Losing his right hand in an accident at work more than three decades ago has not stopped Liu Ching-yi (劉慶儀) becoming a seal-engraving master.
Liu, 65, frequently takes part in seal-engraving exhibits and is affectionately called “Lefty Knife” (左刀) by famed calligraphy master Chen Ming-hsien (陳銘顯).
“Before losing my right hand, I was just muddling through life without a purpose,” Liu said. “After [the accident] left me with only one hand to work with, I started to think more about my life and make plans for the future.”
“The accident also opened up the beautiful world of painting and engraving to me,” he added.
Liu was 30 and working as a section head on an assembly line for a printing equipment manufacturer when the accident happened.
His right arm was pulled into a machine and had to be amputated from the elbow down. He also broke his lower jaw.
“At first, I couldn’t accept what life had dealt me,” he said.
Married with a child, Liu had to earn a living and after six months of recuperation, he knew he had to pick himself up.
He returned to the factory and worked for another 28 years before retiring.
While he was working at the factory, Liu rediscovered his childhood passion: painting.
“Painting was good therapy after losing my right hand,” he said. “I found a new direction in life and it opened up new opportunities.”
Liu was right-handed, but trained himself to hold a pen and paint brush with his left hand after the accident.
“In the beginning, I could not hold a pen steadily.

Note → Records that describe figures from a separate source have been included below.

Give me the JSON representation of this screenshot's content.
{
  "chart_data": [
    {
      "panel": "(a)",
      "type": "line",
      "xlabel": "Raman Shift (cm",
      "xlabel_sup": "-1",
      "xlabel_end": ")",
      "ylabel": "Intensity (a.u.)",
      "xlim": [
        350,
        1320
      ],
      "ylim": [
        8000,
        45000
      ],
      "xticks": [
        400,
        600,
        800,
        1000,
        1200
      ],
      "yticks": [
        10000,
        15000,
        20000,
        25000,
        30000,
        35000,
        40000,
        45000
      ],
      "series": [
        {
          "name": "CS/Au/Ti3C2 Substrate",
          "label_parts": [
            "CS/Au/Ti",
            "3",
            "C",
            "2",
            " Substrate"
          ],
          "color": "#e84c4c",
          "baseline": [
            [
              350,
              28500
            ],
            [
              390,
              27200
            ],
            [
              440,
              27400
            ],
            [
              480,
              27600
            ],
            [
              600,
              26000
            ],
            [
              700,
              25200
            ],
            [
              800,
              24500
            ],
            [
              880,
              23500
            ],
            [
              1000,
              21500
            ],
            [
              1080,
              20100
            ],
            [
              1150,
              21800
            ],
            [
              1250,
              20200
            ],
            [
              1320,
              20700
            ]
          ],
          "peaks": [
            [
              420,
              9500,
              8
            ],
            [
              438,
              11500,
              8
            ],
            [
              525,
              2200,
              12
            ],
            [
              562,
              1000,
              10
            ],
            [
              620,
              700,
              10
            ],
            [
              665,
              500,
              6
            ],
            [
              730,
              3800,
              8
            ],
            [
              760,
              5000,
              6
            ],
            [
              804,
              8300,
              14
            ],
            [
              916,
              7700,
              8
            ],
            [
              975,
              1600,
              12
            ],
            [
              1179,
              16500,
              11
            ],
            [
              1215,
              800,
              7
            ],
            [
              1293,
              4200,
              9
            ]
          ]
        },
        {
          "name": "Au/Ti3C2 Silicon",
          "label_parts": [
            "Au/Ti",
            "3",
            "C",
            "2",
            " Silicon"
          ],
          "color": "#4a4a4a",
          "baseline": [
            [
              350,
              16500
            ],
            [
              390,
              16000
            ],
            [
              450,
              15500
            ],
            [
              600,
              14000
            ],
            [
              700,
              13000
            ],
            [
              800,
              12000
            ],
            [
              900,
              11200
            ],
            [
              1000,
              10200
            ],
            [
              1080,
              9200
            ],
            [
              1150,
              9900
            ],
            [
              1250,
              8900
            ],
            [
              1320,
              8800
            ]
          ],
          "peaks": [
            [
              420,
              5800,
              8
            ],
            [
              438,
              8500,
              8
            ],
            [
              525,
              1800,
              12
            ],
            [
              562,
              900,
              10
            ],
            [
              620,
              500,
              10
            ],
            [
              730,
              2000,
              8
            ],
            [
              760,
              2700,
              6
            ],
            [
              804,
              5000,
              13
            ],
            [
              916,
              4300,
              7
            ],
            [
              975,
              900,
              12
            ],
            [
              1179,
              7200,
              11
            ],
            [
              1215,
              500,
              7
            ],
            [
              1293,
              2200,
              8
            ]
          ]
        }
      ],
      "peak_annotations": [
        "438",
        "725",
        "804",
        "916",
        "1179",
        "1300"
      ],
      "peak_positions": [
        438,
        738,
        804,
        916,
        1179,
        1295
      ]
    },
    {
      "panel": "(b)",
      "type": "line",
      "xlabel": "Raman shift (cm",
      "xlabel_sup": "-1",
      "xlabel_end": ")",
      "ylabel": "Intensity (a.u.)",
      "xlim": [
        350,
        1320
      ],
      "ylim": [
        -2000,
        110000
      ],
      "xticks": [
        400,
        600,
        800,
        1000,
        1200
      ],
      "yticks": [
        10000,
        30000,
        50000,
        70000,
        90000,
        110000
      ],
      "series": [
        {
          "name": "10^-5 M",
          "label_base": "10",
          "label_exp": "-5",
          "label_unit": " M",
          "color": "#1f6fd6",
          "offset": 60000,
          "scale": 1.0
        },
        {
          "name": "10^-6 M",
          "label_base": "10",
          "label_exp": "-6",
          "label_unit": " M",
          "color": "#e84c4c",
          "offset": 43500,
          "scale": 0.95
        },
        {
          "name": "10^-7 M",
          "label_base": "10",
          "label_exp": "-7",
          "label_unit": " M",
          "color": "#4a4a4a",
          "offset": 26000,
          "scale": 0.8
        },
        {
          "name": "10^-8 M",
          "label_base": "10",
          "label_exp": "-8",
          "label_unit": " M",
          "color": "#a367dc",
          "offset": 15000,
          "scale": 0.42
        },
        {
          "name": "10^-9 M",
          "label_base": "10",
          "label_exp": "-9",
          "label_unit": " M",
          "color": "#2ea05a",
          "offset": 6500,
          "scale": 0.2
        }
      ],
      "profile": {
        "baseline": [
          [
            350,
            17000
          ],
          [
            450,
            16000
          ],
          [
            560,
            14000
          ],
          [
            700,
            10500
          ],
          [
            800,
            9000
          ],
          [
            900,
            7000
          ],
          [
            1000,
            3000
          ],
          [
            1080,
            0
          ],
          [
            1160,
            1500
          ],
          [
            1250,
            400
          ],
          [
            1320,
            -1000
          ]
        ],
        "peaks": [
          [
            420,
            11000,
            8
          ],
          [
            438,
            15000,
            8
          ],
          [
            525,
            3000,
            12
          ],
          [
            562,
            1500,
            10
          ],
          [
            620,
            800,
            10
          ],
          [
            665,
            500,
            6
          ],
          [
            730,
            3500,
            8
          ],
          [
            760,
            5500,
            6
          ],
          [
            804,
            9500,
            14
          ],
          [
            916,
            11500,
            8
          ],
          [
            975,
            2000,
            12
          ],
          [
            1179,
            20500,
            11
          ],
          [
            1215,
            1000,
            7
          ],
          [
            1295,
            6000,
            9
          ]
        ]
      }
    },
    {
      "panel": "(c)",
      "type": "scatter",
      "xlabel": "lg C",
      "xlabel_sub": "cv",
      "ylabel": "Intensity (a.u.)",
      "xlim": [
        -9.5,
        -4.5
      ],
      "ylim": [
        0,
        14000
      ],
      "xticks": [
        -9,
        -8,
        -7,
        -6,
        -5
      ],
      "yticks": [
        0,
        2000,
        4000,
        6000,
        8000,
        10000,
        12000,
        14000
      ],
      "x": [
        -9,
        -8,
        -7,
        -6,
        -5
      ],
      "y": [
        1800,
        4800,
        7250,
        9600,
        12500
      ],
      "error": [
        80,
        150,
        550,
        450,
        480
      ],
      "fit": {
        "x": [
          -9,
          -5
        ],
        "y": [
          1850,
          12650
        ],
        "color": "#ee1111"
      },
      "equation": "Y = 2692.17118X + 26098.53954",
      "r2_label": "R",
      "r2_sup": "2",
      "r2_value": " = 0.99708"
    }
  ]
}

It took me half a year just to learn how to draw a plum blossom,” Liu said.
He also took up calligraphy to be able to sign his paintings in the traditional manner.
Being able to draw with “one continuous brush stroke” shows your skill as a calligrapher, he said.
After mastering calligraphy, he moved on to seal engraving.
Working with an engraving knife instead of a paint brush was physically challenging. To help him with his work, Liu made his own light-weight engraving knife for left-handers.
However, with the loss of his right arm, his body is out of balance, Liu said.
“When working, I had to exert more strength to keep my balance,” he said. “It sometimes causes back pain, so it takes me longer to finish a product compared with other people.”
As he became more dexterous, Liu was able to express his style of calligraphy on a square seal chop.
Chen said that Liu’s engravings are beautiful, praising the characters, balance of strokes and lines, and spacing.
Liu also teaches his craft to students and often gives them words of encouragement, telling them: “I can do it with only one hand, so you can do it [with two].”